The days that followed the birth of the boys are a blur. A few things are forever etched in my mind, and even two full years later are as raw as a good sashimi.

Dr. J. I will never forget his name, or his face, or the words he spoke as he came into my room. "Your sons are gravely ill. In all my years in neonatology I've rarely seen babies this sick. You have to be prepared. You should discuss how far you want to take any lifesaving measures."


I don't know how long Scott and I held each other and sobbed, it felt like forever. Those achingly deep sobs that come from your soul. There had been only one other time in my life that I felt such sorrow, the night my father died. In many ways the sadness was the same, but in many others oh so different. How could it be that these precious babies could leave us before we even really got to know them? How could it be that these precious babies that we wanted, and tried so hard for, might not ever come home with us? How could this easy and glorious pregnancy have ended so abruptly and possibly so tragically?

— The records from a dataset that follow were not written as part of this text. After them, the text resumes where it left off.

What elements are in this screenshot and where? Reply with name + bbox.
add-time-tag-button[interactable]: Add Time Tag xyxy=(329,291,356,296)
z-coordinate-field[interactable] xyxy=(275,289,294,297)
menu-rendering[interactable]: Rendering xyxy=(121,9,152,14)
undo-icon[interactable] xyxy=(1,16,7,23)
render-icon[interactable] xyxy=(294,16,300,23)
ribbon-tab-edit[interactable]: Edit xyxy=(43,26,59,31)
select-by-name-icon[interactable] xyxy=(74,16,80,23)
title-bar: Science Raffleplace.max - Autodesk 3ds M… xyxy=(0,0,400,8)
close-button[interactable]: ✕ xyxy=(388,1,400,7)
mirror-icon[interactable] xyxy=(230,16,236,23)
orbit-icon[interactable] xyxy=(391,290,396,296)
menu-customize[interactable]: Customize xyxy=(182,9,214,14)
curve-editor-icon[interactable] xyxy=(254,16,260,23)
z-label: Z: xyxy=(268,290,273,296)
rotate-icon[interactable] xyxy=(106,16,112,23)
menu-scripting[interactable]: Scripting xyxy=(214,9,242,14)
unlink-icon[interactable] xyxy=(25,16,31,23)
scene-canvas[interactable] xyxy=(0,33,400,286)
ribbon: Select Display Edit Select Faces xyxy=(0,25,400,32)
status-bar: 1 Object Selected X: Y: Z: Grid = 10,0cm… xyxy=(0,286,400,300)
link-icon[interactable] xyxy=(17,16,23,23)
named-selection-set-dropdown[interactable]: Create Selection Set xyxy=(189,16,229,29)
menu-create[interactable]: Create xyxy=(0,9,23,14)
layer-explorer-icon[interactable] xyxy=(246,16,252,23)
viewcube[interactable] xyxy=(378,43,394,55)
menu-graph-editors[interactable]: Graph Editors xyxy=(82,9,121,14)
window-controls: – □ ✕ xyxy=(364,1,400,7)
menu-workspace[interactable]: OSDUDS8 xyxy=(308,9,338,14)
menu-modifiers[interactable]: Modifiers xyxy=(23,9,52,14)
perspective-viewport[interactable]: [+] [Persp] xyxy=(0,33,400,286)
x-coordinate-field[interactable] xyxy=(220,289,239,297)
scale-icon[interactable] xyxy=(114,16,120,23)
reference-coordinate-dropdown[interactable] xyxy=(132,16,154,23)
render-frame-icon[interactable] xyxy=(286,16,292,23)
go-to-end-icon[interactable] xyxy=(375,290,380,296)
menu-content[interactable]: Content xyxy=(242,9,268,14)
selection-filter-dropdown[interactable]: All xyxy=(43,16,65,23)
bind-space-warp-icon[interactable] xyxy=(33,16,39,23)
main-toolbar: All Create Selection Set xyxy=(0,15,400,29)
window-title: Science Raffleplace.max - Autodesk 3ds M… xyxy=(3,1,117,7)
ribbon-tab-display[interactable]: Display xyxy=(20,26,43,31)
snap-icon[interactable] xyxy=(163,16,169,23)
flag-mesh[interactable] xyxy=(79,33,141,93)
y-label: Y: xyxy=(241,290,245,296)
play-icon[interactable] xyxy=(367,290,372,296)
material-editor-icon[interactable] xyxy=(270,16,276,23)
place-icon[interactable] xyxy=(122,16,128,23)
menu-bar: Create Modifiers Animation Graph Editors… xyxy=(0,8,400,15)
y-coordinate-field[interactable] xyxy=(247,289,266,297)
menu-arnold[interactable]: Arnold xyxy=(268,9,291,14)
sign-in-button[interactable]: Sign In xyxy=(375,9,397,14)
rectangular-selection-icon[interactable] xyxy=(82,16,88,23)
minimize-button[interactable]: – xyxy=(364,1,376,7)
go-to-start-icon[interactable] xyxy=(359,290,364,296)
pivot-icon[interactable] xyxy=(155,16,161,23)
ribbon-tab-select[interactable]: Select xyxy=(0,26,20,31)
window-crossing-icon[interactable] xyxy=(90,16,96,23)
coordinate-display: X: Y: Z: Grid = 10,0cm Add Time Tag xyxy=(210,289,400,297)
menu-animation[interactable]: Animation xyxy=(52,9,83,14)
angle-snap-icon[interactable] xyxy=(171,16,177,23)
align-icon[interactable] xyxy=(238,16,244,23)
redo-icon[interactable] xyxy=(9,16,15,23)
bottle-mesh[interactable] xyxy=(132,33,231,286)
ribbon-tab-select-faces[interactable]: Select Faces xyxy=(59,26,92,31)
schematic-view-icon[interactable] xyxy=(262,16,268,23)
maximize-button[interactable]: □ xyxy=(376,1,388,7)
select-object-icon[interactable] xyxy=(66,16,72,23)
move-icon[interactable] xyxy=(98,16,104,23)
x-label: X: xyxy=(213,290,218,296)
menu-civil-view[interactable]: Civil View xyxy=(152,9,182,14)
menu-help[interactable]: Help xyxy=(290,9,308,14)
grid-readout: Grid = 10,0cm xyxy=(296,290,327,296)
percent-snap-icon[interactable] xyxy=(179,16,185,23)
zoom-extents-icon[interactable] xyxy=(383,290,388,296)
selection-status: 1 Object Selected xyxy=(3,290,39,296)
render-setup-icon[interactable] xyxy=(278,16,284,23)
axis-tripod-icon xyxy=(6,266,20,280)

I don't know how we pulled ourselves together, but we did. I remember saying, "I need to be with my babies NOW!" I remember thinking, "I have to be positive, I have to bring good,
healing positive energy to these babies, they NEED ME. I am their Mommy and I can help them. I can fix this."

I remember us making many, many trips from our room on the 7th floor, down to the NICU. I remember the feeling of complete helplessness. I remember trying desperately to memorize every thing about their faces. I remember telling each of them how special they were. How much we loved them. How much we needed them. How their Mommy and Daddy fought very hard to bring them into this world, and now, it was their turn, they HAD to fight to stay here with us. I remember leaving them and being so frightened that if I left, I might come back, and they might not be there. Every time I walked through those NICU doors, I held my breath. I'd peer around the corner to see if the boys were still there, and how many people were around their incubators.

Those first days were so, so emotionally, physically and psychologically draining. Scott and I never had THAT conversation. I think I asked him once, what are we going to do? (in that totally non-specific, I don't really want an answer kind of way) and his response was, we'll just cross that bridge if we have to.

I saw Dr. J, many, many more times in the months to come. He is a wonderful, kind doctor. As the boys got better, and closer to coming home with us, I'd see Dr. J, I'd smile, he's say something about how wonderful the boys were doing. I couldn't help look in his eyes and relive those few moments when he suggested that we consider losing hope.

It's a good thing that in our family, we don't give up with out a fight.